The mayor's latest action was prompted, he said, by findings in a report he asked Rivers of the human services department to prepare on overtime payments in the youth agency. His request came shortly after The Washington Post reported May 19 that the agency spent $6 million in overtime costs during the last three years at the city's three youth institutions.
Rivers' report found that 99 of the youth agency's 240 employes were paid 50 percent more than their salaries in overtime. One employe, who was scheduled to earn $19,734, was paid for 4,615 hours of overtime in one year, including 40 Sundays at time-and-a-half, 10 holidays at double-time, and $23,154 in straight overtime for total yearly earnings of $51,769. Federal investigators who have examined employes' pay records, many of which were partially obliterated with correction fluid, have found examples where workers signed in at two locations simultaneously, sources said.

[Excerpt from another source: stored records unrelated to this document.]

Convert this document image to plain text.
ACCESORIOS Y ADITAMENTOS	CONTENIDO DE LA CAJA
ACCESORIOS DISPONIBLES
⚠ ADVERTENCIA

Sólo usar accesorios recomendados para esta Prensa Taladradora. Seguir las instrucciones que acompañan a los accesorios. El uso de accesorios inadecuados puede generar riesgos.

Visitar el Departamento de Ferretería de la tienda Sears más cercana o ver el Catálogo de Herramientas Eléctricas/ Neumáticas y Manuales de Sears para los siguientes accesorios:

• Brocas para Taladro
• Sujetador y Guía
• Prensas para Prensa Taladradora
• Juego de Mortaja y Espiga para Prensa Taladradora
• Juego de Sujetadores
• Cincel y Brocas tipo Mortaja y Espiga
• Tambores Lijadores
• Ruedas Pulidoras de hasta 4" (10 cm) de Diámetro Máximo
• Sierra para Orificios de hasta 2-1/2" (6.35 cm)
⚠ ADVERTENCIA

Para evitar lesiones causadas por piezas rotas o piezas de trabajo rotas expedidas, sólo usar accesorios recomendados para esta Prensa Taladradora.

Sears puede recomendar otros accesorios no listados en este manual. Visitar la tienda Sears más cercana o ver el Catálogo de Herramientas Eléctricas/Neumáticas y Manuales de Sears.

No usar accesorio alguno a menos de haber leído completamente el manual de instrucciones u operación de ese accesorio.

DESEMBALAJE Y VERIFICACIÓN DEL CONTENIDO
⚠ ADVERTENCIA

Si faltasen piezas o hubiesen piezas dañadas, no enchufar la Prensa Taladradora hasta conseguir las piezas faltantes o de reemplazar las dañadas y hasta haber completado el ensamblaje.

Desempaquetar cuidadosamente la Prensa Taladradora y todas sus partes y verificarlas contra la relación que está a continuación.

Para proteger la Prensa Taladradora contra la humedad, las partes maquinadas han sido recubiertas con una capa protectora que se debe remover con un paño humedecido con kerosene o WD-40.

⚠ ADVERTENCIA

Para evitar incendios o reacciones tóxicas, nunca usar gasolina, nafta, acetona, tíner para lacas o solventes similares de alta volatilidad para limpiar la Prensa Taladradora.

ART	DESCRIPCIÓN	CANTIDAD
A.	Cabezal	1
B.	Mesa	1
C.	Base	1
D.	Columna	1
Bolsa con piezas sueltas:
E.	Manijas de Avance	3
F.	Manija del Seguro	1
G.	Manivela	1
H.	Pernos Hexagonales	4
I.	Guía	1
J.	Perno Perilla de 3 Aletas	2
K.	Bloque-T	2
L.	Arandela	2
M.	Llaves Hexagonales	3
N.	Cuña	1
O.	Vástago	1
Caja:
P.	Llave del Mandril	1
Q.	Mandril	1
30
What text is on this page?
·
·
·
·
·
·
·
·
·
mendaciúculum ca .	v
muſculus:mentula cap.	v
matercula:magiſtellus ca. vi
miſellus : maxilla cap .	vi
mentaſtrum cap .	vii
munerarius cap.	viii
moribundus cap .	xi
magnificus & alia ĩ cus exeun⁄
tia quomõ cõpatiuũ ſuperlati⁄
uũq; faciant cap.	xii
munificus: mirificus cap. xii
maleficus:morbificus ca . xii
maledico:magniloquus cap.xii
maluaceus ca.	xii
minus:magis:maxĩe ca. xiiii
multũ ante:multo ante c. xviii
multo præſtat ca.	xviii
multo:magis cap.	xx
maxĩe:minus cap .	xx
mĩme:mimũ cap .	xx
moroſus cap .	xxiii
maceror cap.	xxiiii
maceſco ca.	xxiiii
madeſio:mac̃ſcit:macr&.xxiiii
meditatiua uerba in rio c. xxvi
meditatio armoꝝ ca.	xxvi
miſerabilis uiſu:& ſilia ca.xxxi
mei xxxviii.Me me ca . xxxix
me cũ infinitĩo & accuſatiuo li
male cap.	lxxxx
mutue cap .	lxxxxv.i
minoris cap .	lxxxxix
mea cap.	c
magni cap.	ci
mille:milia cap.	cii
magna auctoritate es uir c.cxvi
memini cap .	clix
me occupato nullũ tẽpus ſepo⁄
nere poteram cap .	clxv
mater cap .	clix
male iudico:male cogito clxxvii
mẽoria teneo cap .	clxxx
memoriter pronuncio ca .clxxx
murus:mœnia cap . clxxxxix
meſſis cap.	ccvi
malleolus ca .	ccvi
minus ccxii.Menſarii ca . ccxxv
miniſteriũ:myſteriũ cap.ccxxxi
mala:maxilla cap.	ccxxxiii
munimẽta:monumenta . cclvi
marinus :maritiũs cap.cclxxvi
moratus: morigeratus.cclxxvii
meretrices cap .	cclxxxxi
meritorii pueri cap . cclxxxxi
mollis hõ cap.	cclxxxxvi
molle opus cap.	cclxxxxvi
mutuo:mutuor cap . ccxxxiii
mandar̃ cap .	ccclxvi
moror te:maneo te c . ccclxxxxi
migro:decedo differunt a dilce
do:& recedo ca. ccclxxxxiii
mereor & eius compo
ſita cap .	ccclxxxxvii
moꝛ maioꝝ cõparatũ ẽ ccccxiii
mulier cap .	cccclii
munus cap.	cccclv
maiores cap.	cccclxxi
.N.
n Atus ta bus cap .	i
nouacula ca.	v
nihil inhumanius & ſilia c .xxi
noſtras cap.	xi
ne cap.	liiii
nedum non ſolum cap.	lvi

In his strongly worded statement, Barry did not question Quann or Rowe, who had to shift $50,000 every two weeks to pay for the youth agency overtime, but lambasted Rivers for "a serious lapse in management controls." "In almost every area of the administration of the Department of Human Services you have done a good job," Barry told Rivers, "but I am deeply disappointed and have grave concerns about the problems of the Youth Services Administration."
Rivers' secretary said Friday he is on vacation and could not be reached for comment. Neither Downs nor a spokesman for Barry could be reached for comment yesterday.
In recent months, several problems have plagued Rivers' department, from questions about school drug abuse contracts to a probe of its spending on homeless shelters to a foster home fire where five children died in the care of a wanted felon who was drunk. Throughout these incidents, the mayor indicated he thought Rivers was a good administrator and continued to support him.
In his latest statement, however, Barry said, "The Department knew it had only $500,000 budgeted in overtime and should have requested additional funding and positions to meet this demand."
The employe chosen to direct the troubled youth agency temporarily, Robert Malson, has been a top aide to Rowe since 1983. Prior to joining the District government, he was an associate director of the domestic policy staff in the Carter White House. Malson, a Harvard University Law School graduate, also was counsel to the U.S. Senate Judiciary Committee from 1975 to 1977.